My support to ISSN field for all plausible item types and the Mapping of ISSN to CSL (to finally make available the output like for ISBN and DOI)
It would be great to also have it for documents. One example: Australian National Greenhouse Accounts is a document published every year, with an ISSN.
in the case of https://zotero.hypotheses.org isn't that an online periodical with digital publication? Perhaps with articles without an issue or volume or even an article number (which WordPress does use internally) [actually, the Editors/authors do think of their content in as occurring in volume/issues, see: https://github.com/zfrancophone/zfrancophone-blog ] I would understand this to mean that this particular case is not a blog? and therefore Hypothesese.org is like the publication series under the publisher OpenEditions.

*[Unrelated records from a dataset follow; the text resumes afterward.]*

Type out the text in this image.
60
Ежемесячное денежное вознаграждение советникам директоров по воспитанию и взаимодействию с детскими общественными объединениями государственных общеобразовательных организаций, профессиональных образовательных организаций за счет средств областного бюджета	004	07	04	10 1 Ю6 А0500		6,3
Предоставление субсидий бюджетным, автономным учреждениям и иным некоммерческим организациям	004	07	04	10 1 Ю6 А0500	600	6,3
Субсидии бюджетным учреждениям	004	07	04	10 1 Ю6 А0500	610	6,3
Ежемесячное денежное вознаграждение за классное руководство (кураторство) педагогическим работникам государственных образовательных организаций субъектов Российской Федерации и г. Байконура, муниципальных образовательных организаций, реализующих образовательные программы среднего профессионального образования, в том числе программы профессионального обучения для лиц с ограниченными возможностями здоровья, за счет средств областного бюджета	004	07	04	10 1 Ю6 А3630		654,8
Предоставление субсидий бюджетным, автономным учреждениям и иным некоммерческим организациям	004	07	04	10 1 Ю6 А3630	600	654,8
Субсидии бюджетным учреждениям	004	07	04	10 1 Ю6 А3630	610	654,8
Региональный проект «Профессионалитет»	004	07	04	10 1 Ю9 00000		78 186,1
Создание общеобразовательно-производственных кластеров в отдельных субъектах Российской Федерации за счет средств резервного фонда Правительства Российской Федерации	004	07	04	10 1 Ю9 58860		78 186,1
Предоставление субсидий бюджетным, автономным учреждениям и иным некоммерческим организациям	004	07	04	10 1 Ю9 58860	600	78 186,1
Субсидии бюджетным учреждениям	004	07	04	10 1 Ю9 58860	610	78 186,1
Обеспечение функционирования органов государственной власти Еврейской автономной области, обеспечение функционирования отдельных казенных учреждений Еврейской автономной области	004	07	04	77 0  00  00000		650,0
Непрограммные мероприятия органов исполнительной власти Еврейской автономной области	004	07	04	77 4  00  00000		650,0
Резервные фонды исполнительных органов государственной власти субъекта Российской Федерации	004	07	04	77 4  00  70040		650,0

If it has an ISSN doesn't that make it a serial? I may be alone in my thinking, but presentation software shouldn't make something a blog... many online stores use wordpress, that doesn't make them blogs. I am concerned that that there is a postmodern abstraction going on in the minds of the general citation creator... everything can be anything, and form doesn't matter... https://youtu.be/YZ-geVMR_Jw
Does this really matter for any practical purposes? I guess I'd say that anyone who says they're a blog are probably a blog.
The "ISSN" (ISSN) field, currently available for journalArticle and magazineArticle and newspaperArticle, should be added to book, bookSection, report, thesis, conferencePaper, and blogPost.
CSL currently lacks an ISSN variable, so the Zotero field is unmapped. Adding it has been discussed (see second link), but the discussion got mired by me questioning the need for multiple ISSN variables (issn-print, issn-online, issnl). However, with slow progress on overhauling identifier support in Zotero/CSL, I strongly support adding a (generic) ISSN variable to CSL now.